How to Heal Veins From IV Drug Use
Veins are a vast and intricate network of blood vessels located throughout every inch of the body. They are tasked with the crucial role of ensuring your organs and skin receive oxygenated blood. Despite how important they are to the cardiovascular system and overall health, veins are quite fragile and easily prone to damage and disease. Vein damage caused by needles can be reversed—but not always. Precisely how to heal veins from IV drug use will largely depend on the type and extent of the damage inflicted.
Can veins heal naturally?
To a certain degree, yes: veins can somewhat repair themselves on their own. However, it’s not a guarantee that they will be able to do so. The numerous complications of IV drug use can render self-repair impossible. Even in the instances that veins are able to heal, the odds are that the damaged vein will never regain full functionality.
How to heal veins from IV drug use
In most cases, your body will simply make new veins through a process called angiogenesis, rather than trying to heal the old damaged ones. There are certain actions one can take to speed up the recovery process and help damaged veins regain at least some functionality:
- Wear compression socks or sleeves
- Stay warm
- Exercise (can improve overall circulation)
- Squeeze soft objects (like a stress ball) which can help develop the surrounding muscles and the arteries themselves
- Take vitamins such as folic acid and flavonoids which specifically aid the blood
- Vein rotation; alternate which veins are used. This won’t heal the vein itself, but it’s one of the best ways to prevent further (and permanent) damage
Types of IV Drug Use Vein Damage
All types of IV drug use can be extremely damaging to veins and the skin around the injection site, however, some types of damage are worse than others. Prolonged intravenous drug use can quickly result in permanent vein damage with a host of deadly complications. The place where veins were injected (arms, legs, neck, groin, etc.) also plays a role in the severity of potential decay as does the type of drug as well (different drugs have different acidity levels).

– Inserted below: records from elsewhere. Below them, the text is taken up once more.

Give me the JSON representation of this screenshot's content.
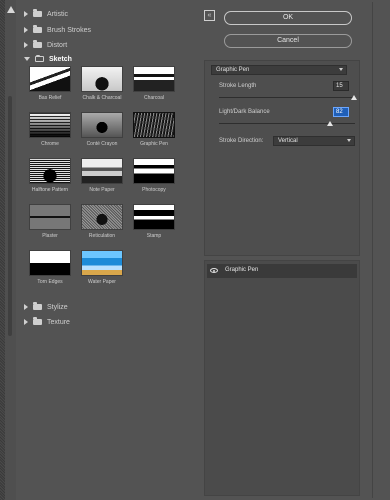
{
  "gallery": {
    "folders_top": [
      {
        "label": "Artistic"
      },
      {
        "label": "Brush Strokes"
      },
      {
        "label": "Distort"
      },
      {
        "label": "Sketch"
      }
    ],
    "folders_bottom": [
      {
        "label": "Stylize"
      },
      {
        "label": "Texture"
      }
    ],
    "thumbnails": [
      {
        "label": "Bas Relief"
      },
      {
        "label": "Chalk & Charcoal"
      },
      {
        "label": "Charcoal"
      },
      {
        "label": "Chrome"
      },
      {
        "label": "Conté Crayon"
      },
      {
        "label": "Graphic Pen"
      },
      {
        "label": "Halftone Pattern"
      },
      {
        "label": "Note Paper"
      },
      {
        "label": "Photocopy"
      },
      {
        "label": "Plaster"
      },
      {
        "label": "Reticulation"
      },
      {
        "label": "Stamp"
      },
      {
        "label": "Torn Edges"
      },
      {
        "label": "Water Paper"
      }
    ],
    "selected": "Graphic Pen"
  },
  "buttons": {
    "ok": "OK",
    "cancel": "Cancel"
  },
  "collapse_icon": "«",
  "settings": {
    "filter_select": "Graphic Pen",
    "stroke_length_label": "Stroke Length",
    "stroke_length_value": "15",
    "light_dark_label": "Light/Dark Balance",
    "light_dark_value": "82",
    "stroke_direction_label": "Stroke Direction:",
    "stroke_direction_value": "Vertical"
  },
  "layers": {
    "items": [
      {
        "label": "Graphic Pen"
      }
    ]
  }
}
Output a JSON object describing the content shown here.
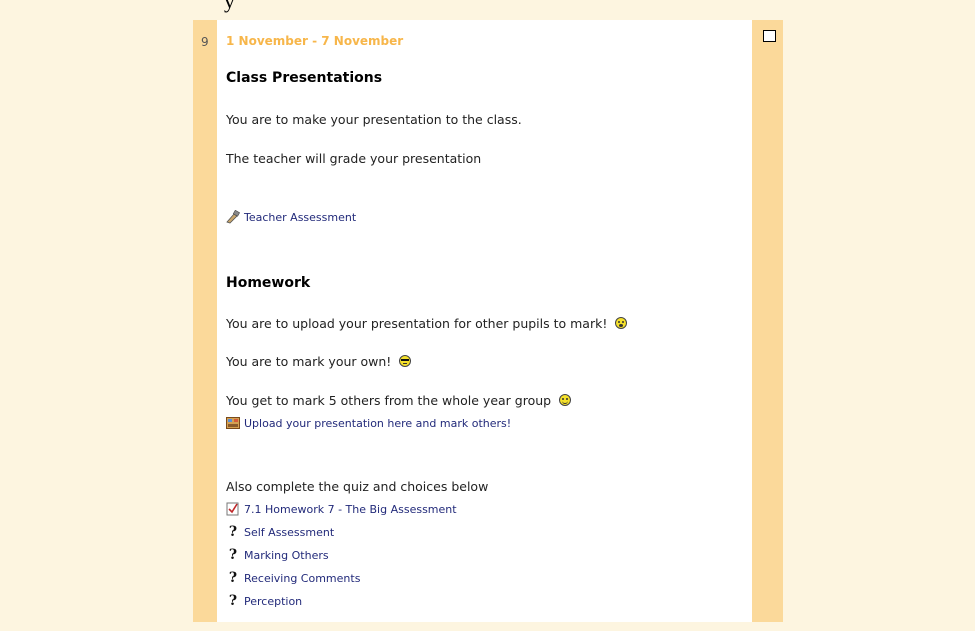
{
  "top_fragment": "y",
  "section": {
    "number": "9",
    "week_title": "1 November - 7 November",
    "class_presentations": {
      "heading": "Class Presentations",
      "line1": "You are to make your presentation to the class.",
      "line2": "The teacher will grade your presentation",
      "link": "Teacher Assessment"
    },
    "homework": {
      "heading": "Homework",
      "line1": "You are to upload your presentation for other pupils to mark!",
      "line2": "You are to mark your own!",
      "line3": "You get to mark 5 others from the whole year group",
      "upload_link": "Upload your presentation here and mark others!",
      "also": "Also complete the quiz and choices below",
      "quiz_link": "7.1 Homework 7 - The Big Assessment",
      "choices": [
        "Self Assessment",
        "Marking Others",
        "Receiving Comments",
        "Perception"
      ]
    }
  },
  "icons": {
    "assessment": "workshop-icon",
    "upload": "upload-icon",
    "quiz": "quiz-icon",
    "choice": "question-mark-icon",
    "smiley_surprise": "surprised-smiley-icon",
    "smiley_cool": "cool-smiley-icon",
    "smiley_happy": "happy-smiley-icon"
  }
}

Also known as a ruptured vein, blown veins are one of the most common injuries caused by intravenous injections. It is caused when a needle inures or irritates the lining of the vein and is not exclusive to IV drug use. When this occurs, blood leaks into the surrounding area and can result in discoloration and bruising near the injection site. Complications that can arise from a blown vein are infiltration and extravasation; the latter of which can be caused by the high acidity of illicit drugs and lead to tissue decay.
A collapsed vein is when the flow of blood is impeded, caused either by the vein lining collapsing or swelling. This can be caused by a needle being pulled out too quickly, the use of blunt needles, and injecting in non-optimal conditions (in addition to the usual culprits: poor technique and frequent injection use). This type of damage is usually temporary but can be permanent if that vein continues to be used before healing, which can take several weeks.
A consequence of impaired blood flow caused by blown or collapsed veins is that blood clots can form. Aside from being a dangerous condition all on their own, these clots can turn into scar tissue which will result in long-term and potentially permanent blockage. This type of vein damage will not heal on its own and will most likely require a surgical procedure such as a stent or angioplasty in order to restore blood flow.
How long does it take a vein to heal?
The cardiovascular system is the first organ system developed as an embryo and humans are born with all of the veins they need. Fortunately, the body is remarkably resilient and does have some ability to recover if veins are damaged. Minor vein damage such as a blown vein can usually repair itself in 10-12 days. Major vein regrowth, however, can take months up to several years.
Unfortunately, IV drug use can cause a number of complications resulting in chronic venous disease which lowers the likelihood of repairability even further. Addiction is often both a cause and exacerbator of such vein issues. The typical IV drug user injects directly into their veins as many as four times a day and is more likely to resort to puncturing the same vein repeatedly until it can no longer be salvaged. While vein rotation is a practical harm reduction method that intravenous drug users can use, addiction can make such restraint impossible.